The Therapies Scientific Committee of the International Rare Diseases Research Consortium (IRDiRC) is establishing a Task Force on Drug Repurposing Guidebook to help developers (of all kinds) navigating the rare disease landscape and identifying specific tools and practices of relevance for repurposing projects.
The creation of the Development Guidebook will focus on repurposing approaches, following the same successful methodology used for the Orphan Drug Development Guidebook, i.e. explore incentives, regulatory tools, initiatives, development tools (‘building blocks’) that exists or are missing for drug repurposing.
Therefore, the TSC is specifically looking for members to populate this Task Force with the below qualities and expertise in one or more of the following areas:
- Drug developers with expertise in repurposing
- Scientists / Clinicians
- Regulators
- Public or private rare disease research funders (including investors)
- Patient Advocates
- Patent experts
- Rare Disease Policy experts
- Methodologists (real-world evidence, target validation, AI, in-silico)

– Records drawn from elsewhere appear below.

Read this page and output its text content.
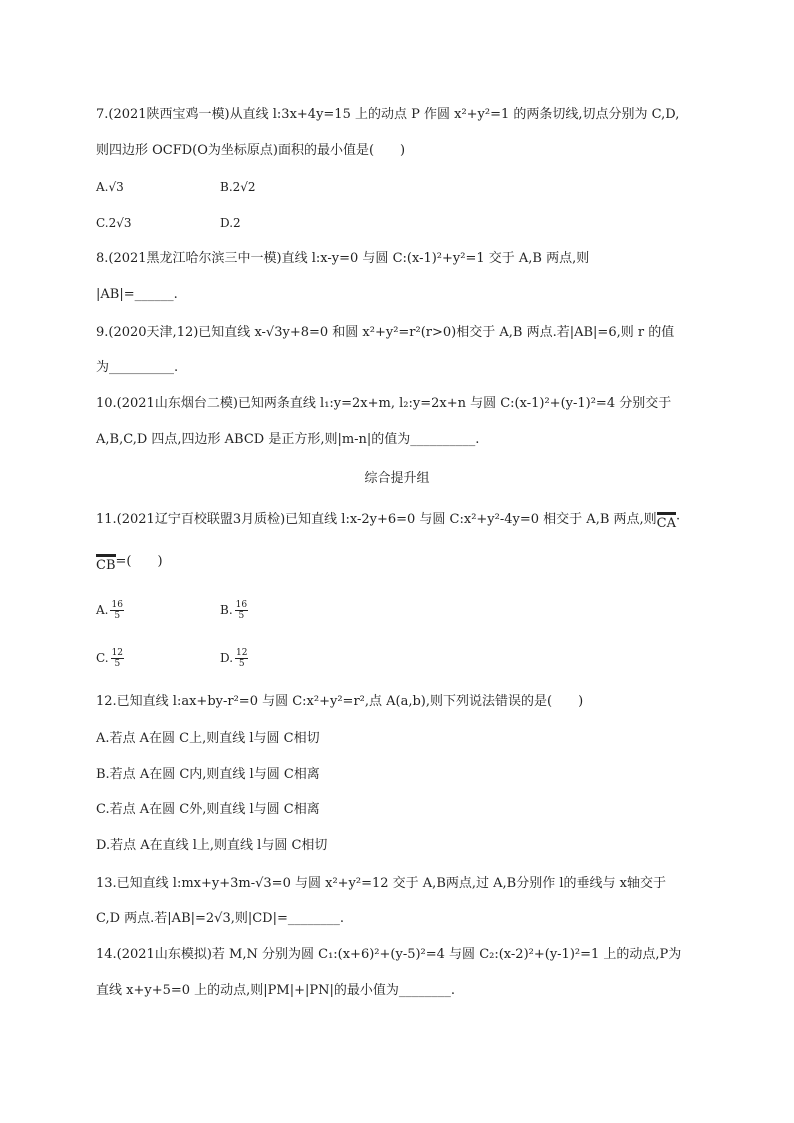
7.(2021陕西宝鸡一模)从直线 l:3x+4y=15 上的动点 P 作圆 x²+y²=1 的两条切线,切点分别为 C,D,
则四边形 OCFD(O为坐标原点)面积的最小值是(　　)
A.√3	B.2√2
C.2√3	D.2
8.(2021黑龙江哈尔滨三中一模)直线 l:x-y=0 与圆 C:(x-1)²+y²=1 交于 A,B 两点,则
|AB|=______.
9.(2020天津,12)已知直线 x-√3y+8=0 和圆 x²+y²=r²(r>0)相交于 A,B 两点.若|AB|=6,则 r 的值
为__________.
10.(2021山东烟台二模)已知两条直线 l₁:y=2x+m, l₂:y=2x+n 与圆 C:(x-1)²+(y-1)²=4 分别交于
A,B,C,D 四点,四边形 ABCD 是正方形,则|m-n|的值为__________.
综合提升组
11.(2021辽宁百校联盟3月质检)已知直线 l:x-2y+6=0 与圆 C:x²+y²-4y=0 相交于 A,B 两点,则
CA·
CB=(　　)
A. $\frac{16}{5}$	B. $\frac{16}{5}$
C. $\frac{12}{5}$	D. $\frac{12}{5}$
12.已知直线 l:ax+by-r²=0 与圆 C:x²+y²=r²,点 A(a,b),则下列说法错误的是(　　)
A.若点 A在圆 C上,则直线 l与圆 C相切
B.若点 A在圆 C内,则直线 l与圆 C相离
C.若点 A在圆 C外,则直线 l与圆 C相离
D.若点 A在直线 l上,则直线 l与圆 C相切
13.已知直线 l:mx+y+3m-√3=0 与圆 x²+y²=12 交于 A,B两点,过 A,B分别作 l的垂线与 x轴交于
C,D 两点.若|AB|=2√3,则|CD|=________.
14.(2021山东模拟)若 M,N 分别为圆 C₁:(x+6)²+(y-5)²=4 与圆 C₂:(x-2)²+(y-1)²=1 上的动点,P为
直线 x+y+5=0 上的动点,则|PM|+|PN|的最小值为________.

Ideally, IRDiRC would like to see an even participation of experts from different geographical regions.
How to Apply?
If you are interested in taking part in this activity: Please send a CV, biosketch and letter of motivation (one paragraph each) to the Scientific Secretariat (scisec-irdirc [at] ejprarediseases.org) before the 25th of February 2022.
Importantly, do not forget to add in the subject of your email the reference of the project (Ref: TF-IRDIRC-RepGuidebook).
Only selected candidates will be contacted. Other applications will be kept for potential future use.